As has been the case for most festivals and events over the course of the last year, the 9th annual Toronto Black Film Festival (TBFF) is running its programming entirely online this month. Until February 21, you can watch its roster of riveting cinematic offerings — as well as a number of musical performances, workshops and panels — from the comfort of your couch.

One scheduled chat, which launches February 12 on Facebook at 4pm EST, will feature a wealth of locally-based fashion talent: Stylist and founder/president of The Black Fashion and Beauty Gala Awards, Ann-Marie Mystique Daniel-Barker; mycoatisblue’s founder/creative director, Natasha Patten; M3 Mode Masculine Montreal founder, Yves Ulysses; designer Rhowan James; and designer/developer/blogger, Kate Pierre.

The “Fashion ‘Oh So White’ Industry” panel discussion will be moderated by Catherine Addai, founder and creative director of the Toronto-based lifestyle brand Kaela Kay. “Participating in the panel discussion was important to me because being a Black woman in the fashion industry, I’ve faced many challenges, especially around representation,” she says about why she signed on to speak with her peers as part of TBFF. “There was a lot of feedback for me when I first started my business around where to fit me in — as if the industry is already set and I needed to mold to accommodate. So, [it’s] interesting to hear the perspectives of other Black fashion entrepreneurs on their challenges, triumphs and thoughts.”
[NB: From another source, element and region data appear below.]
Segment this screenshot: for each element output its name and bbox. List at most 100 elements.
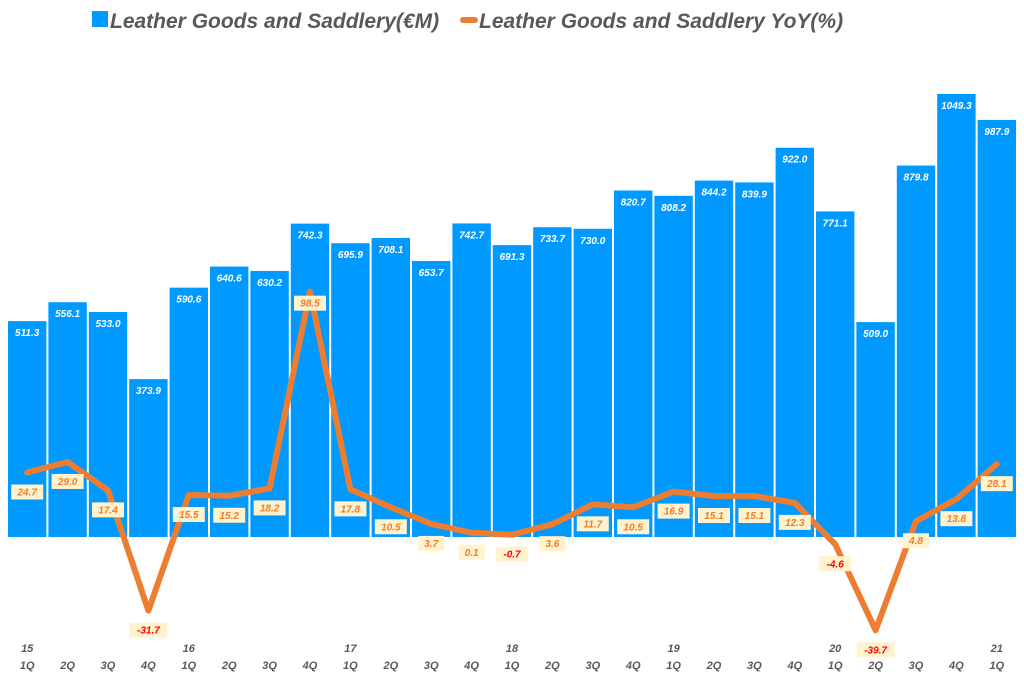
bar-value-label: 533.0 bbox=[95, 319, 120, 330]
bar bbox=[937, 94, 976, 537]
yoy-value-label: 11.7 bbox=[583, 519, 602, 530]
bar-value-label: 509.0 bbox=[863, 329, 888, 340]
x-axis-quarter-label: 2Q bbox=[382, 660, 398, 672]
x-axis-year-label: 17 bbox=[344, 643, 357, 655]
yoy-label-box bbox=[819, 556, 852, 572]
bar-value-label: 373.9 bbox=[136, 386, 161, 397]
yoy-label-box bbox=[940, 511, 973, 527]
x-axis-quarter-label: 2Q bbox=[221, 660, 237, 672]
x-axis-year-label: 16 bbox=[183, 643, 196, 655]
yoy-value-label: 13.8 bbox=[947, 514, 967, 525]
bar-value-label: 771.1 bbox=[823, 218, 848, 229]
yoy-label-box bbox=[698, 508, 730, 524]
yoy-value-label: 3.6 bbox=[545, 539, 559, 550]
x-axis-quarter-label: 1Q bbox=[343, 660, 358, 672]
yoy-value-label: 15.1 bbox=[704, 511, 724, 522]
x-axis-quarter-label: 2Q bbox=[867, 660, 883, 672]
yoy-value-label: 15.1 bbox=[745, 511, 765, 522]
yoy-value-label: 3.7 bbox=[424, 539, 438, 550]
yoy-line bbox=[24, 288, 1000, 634]
yoy-label-box bbox=[617, 519, 650, 535]
bar-value-label: 922.0 bbox=[782, 155, 807, 166]
legend-label-bar: Leather Goods and Saddlery(€M) bbox=[110, 10, 439, 33]
bar-value-label: 879.8 bbox=[903, 173, 928, 184]
bar-value-label: 808.2 bbox=[661, 203, 686, 214]
yoy-label-box bbox=[172, 507, 205, 523]
bar bbox=[129, 379, 168, 537]
yoy-value-label: 17.8 bbox=[341, 504, 361, 515]
yoy-value-label: 98.5 bbox=[300, 299, 320, 310]
yoy-label-box bbox=[213, 507, 246, 523]
x-axis-year-label: 15 bbox=[21, 643, 34, 655]
legend-swatch-bar bbox=[92, 11, 108, 27]
yoy-label-box bbox=[496, 546, 528, 562]
yoy-label-box bbox=[374, 519, 407, 535]
yoy-label-box bbox=[92, 502, 124, 518]
yoy-label-box bbox=[576, 516, 609, 532]
bar bbox=[896, 165, 936, 538]
x-axis-quarter-label: 4Q bbox=[786, 660, 802, 672]
yoy-value-label: 24.7 bbox=[16, 487, 37, 498]
yoy-value-label: 15.2 bbox=[219, 511, 239, 522]
bar bbox=[735, 182, 774, 537]
yoy-value-label: 29.0 bbox=[57, 477, 78, 488]
x-axis-quarter-label: 4Q bbox=[140, 660, 156, 672]
bar bbox=[492, 245, 532, 537]
bar bbox=[654, 195, 693, 537]
x-axis-quarter-label: 4Q bbox=[302, 660, 318, 672]
yoy-label-box bbox=[294, 295, 326, 311]
bar bbox=[250, 270, 289, 537]
bar-value-label: 630.2 bbox=[257, 278, 282, 289]
yoy-value-label: 16.9 bbox=[664, 507, 684, 518]
yoy-value-label: 17.4 bbox=[98, 505, 118, 516]
yoy-value-label: 12.3 bbox=[785, 518, 805, 529]
x-axis-year-label: 21 bbox=[990, 643, 1003, 655]
x-axis-quarter-label: 1Q bbox=[20, 660, 35, 672]
bar bbox=[856, 322, 895, 537]
yoy-value-label: 28.1 bbox=[986, 479, 1007, 490]
bar bbox=[614, 190, 653, 537]
yoy-value-label: -31.7 bbox=[137, 626, 160, 637]
yoy-value-label: 10.5 bbox=[381, 522, 401, 533]
legend-swatch-line bbox=[460, 17, 478, 23]
yoy-value-label: -4.6 bbox=[827, 559, 845, 570]
bar bbox=[816, 211, 855, 537]
yoy-label-box bbox=[418, 535, 445, 551]
bar bbox=[452, 223, 491, 537]
bar-value-label: 708.1 bbox=[378, 245, 403, 256]
bar bbox=[775, 147, 814, 537]
yoy-label-box bbox=[334, 501, 367, 517]
yoy-label-box bbox=[980, 476, 1013, 492]
bar-value-label: 511.3 bbox=[15, 328, 40, 339]
yoy-label-box bbox=[11, 484, 44, 500]
yoy-label-box bbox=[738, 508, 771, 524]
bar bbox=[412, 261, 451, 537]
legend-label-line: Leather Goods and Saddlery YoY(%) bbox=[479, 10, 843, 33]
yoy-value-label: 4.8 bbox=[908, 536, 923, 547]
x-axis-year-label: 19 bbox=[667, 643, 680, 655]
yoy-value-label: -0.7 bbox=[503, 550, 521, 561]
x-axis-quarter-label: 4Q bbox=[625, 660, 641, 672]
bar-value-label: 556.1 bbox=[55, 309, 80, 320]
x-axis-quarter-label: 3Q bbox=[101, 660, 116, 672]
bar-value-label: 691.3 bbox=[499, 252, 524, 263]
yoy-label-box bbox=[458, 544, 485, 560]
yoy-value-label: 18.2 bbox=[260, 503, 280, 514]
bar bbox=[371, 238, 410, 538]
yoy-label-box bbox=[856, 642, 895, 658]
x-axis-quarter-label: 4Q bbox=[463, 660, 479, 672]
bar-value-label: 695.9 bbox=[338, 250, 363, 261]
bar-value-label: 653.7 bbox=[419, 268, 444, 279]
x-axis-year-label: 20 bbox=[828, 643, 842, 655]
yoy-label-box bbox=[539, 536, 566, 552]
bar bbox=[290, 223, 330, 537]
bar-value-label: 640.6 bbox=[217, 274, 242, 285]
bar bbox=[694, 180, 734, 537]
yoy-label-box bbox=[903, 533, 929, 549]
bar-value-label: 820.7 bbox=[621, 198, 646, 209]
x-axis-quarter-label: 4Q bbox=[948, 660, 964, 672]
yoy-value-label: 10.5 bbox=[623, 522, 643, 533]
bar-value-label: 839.9 bbox=[742, 189, 767, 200]
x-axis-quarter-label: 2Q bbox=[59, 660, 75, 672]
Echoing this notion, TBFF’s founder — filmmaker/actress/entrepreneur Fabienne Colas — felt it was vital to include the perspective of Black creatives in all arts-based areas during the festival’s schedule. “For the first time in history, a Black fashion designer won an Oscar for Black Panther,” she proudly recalls about Ruth E. Carter’s win in 2019. “There’s no film without a costume design department. They’re industries that work hand-in-hand…. [And] it’s the same Black battle about a lack of representation.”

Colas highlights that while the resurgence of the Black Lives Matter movement last year may have brought about “cosmetic” changes within creative sectors — that is, hiring Black models as part of a PR move, or the launch of paltry social media campaigns — there is so far to go in terms of BIPOC voices being brought to the table to weigh in and make significant (and much-needed) changes to all industries.

“Too often we hear that brands want to celebrate Black culture, but they don’t have anyone involved in the brand’s [many] departments that are part of the culture they want to celebrate,” she says. “And that’s what results in cultural appropriation. We want people to understand what inclusion really means.”

Panelist Natasha Patten agrees. “It’s where people are making the changes that matters to me,” she says. “A brand saying they’re going to hire more Black models is different from a brand saying they’re going to hire a Black creative director, or [them] having a Black person at the top making decisions.”

For it is decision-making power that lies at the heart of diversity and inclusivity being truly meaningful concepts. “Inclusion is a decision,” Colas says. “It’s not organic — especially when the people making decisions aren’t people of colour.” She highlights the push for parity in the representation of women in higher echelons of power in the past few decades, and how that movement largely left women of colour and members of the LGBTQ+ community out. “We need to be mindful of intersectionality,” she says.

While the February 12 panel discussion will delve into “what’s not working currently, the state of affairs, and how we can move forward better,” as Colas puts it, the larger idea is to motivate concrete action to take place. “We’ve never had a lack of discussion,” she points out. “We’ve been talking about these questions for years and years. I think everyone knows what the problems are. It’s about who is around the table discussing them, and how they take action. And it’s important for everyone to listen to these conversations. Not just Black people, but non-Black people so they can understand how they can be part of the solution.”